Paris: Rigobert Bonne.
Map. Engraving with original outline coloring. Image measures 9.5 x 12.75".
This map of the Guadeloupe Islands in the French West Indies is by one of the most significant French cartographers of the 18th century. After first reaching them in 1493, Christopher Columbus named the islands after the Virgin Mary, yet with their oft-remarked butterfly-like shape, they might have been better named for an angel. Bonne has elegantly rendered the shape and detail of the coastlines, including both the two main islands and surrounding locales.
This map, published in Bonne's 1780 atlas, conveys the rational cartographic style of the day in its lack of title cartouche, rhumb lines, or any other decorative elements. Only pictorial mountains remain and serve to describe the mountainous terrain of the volcanic islands. Nearby, fine engraving shows the plateaued landscape of La Desirade. The map is in good condition with some chips and tears to margins, not affecting the image. Center fold as issued in atlas. Map is in good condition with minor edge wear and some wear along original centerfold. Split at top and bottom of centerfold, not affecting image. Minor spotting with press mark visible.

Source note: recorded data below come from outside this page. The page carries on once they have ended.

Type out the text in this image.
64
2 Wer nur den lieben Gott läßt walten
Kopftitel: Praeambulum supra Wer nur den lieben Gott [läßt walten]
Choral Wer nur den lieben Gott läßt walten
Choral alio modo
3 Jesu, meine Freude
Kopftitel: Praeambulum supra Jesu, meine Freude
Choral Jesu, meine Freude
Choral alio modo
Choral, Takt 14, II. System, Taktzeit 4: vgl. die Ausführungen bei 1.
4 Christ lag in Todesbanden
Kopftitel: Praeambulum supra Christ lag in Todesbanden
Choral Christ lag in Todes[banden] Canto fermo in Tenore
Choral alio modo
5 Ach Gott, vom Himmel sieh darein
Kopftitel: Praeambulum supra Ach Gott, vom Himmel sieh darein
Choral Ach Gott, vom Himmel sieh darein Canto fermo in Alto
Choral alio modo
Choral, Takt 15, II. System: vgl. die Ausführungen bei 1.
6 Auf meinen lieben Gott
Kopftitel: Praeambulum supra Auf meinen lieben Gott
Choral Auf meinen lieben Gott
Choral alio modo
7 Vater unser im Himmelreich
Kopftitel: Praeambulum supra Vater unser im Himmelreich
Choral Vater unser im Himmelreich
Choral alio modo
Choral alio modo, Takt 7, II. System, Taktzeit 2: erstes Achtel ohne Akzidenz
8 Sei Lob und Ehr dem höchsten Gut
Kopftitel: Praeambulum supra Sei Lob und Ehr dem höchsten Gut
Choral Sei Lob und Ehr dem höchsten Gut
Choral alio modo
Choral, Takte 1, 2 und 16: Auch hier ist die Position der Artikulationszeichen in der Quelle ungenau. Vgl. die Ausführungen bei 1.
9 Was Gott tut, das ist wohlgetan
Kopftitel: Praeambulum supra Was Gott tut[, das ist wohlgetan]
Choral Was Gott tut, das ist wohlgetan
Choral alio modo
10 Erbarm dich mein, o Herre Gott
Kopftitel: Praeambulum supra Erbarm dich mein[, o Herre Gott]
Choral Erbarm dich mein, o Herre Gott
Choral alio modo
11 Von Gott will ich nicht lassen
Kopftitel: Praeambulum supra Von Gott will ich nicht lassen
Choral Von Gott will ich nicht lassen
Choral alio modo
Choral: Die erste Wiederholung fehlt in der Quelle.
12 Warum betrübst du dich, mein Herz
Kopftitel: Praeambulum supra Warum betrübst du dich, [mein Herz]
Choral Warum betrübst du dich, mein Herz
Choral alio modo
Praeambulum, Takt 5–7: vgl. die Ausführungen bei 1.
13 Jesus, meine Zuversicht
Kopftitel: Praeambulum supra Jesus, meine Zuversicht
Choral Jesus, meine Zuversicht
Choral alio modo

Rigobert Bonne (1727-1795) was one of the most important cartographers of the late 18th century. He served as Hydrographer to France, and during his term, he produced a number of detailed and useful maps, particularly of coastal regions. His work is often devoid of decorative cartouches and compasses roses and marks a turn in European mapmaking away from decoration toward technical mapping. One of the most recognizable maps of the region from that period.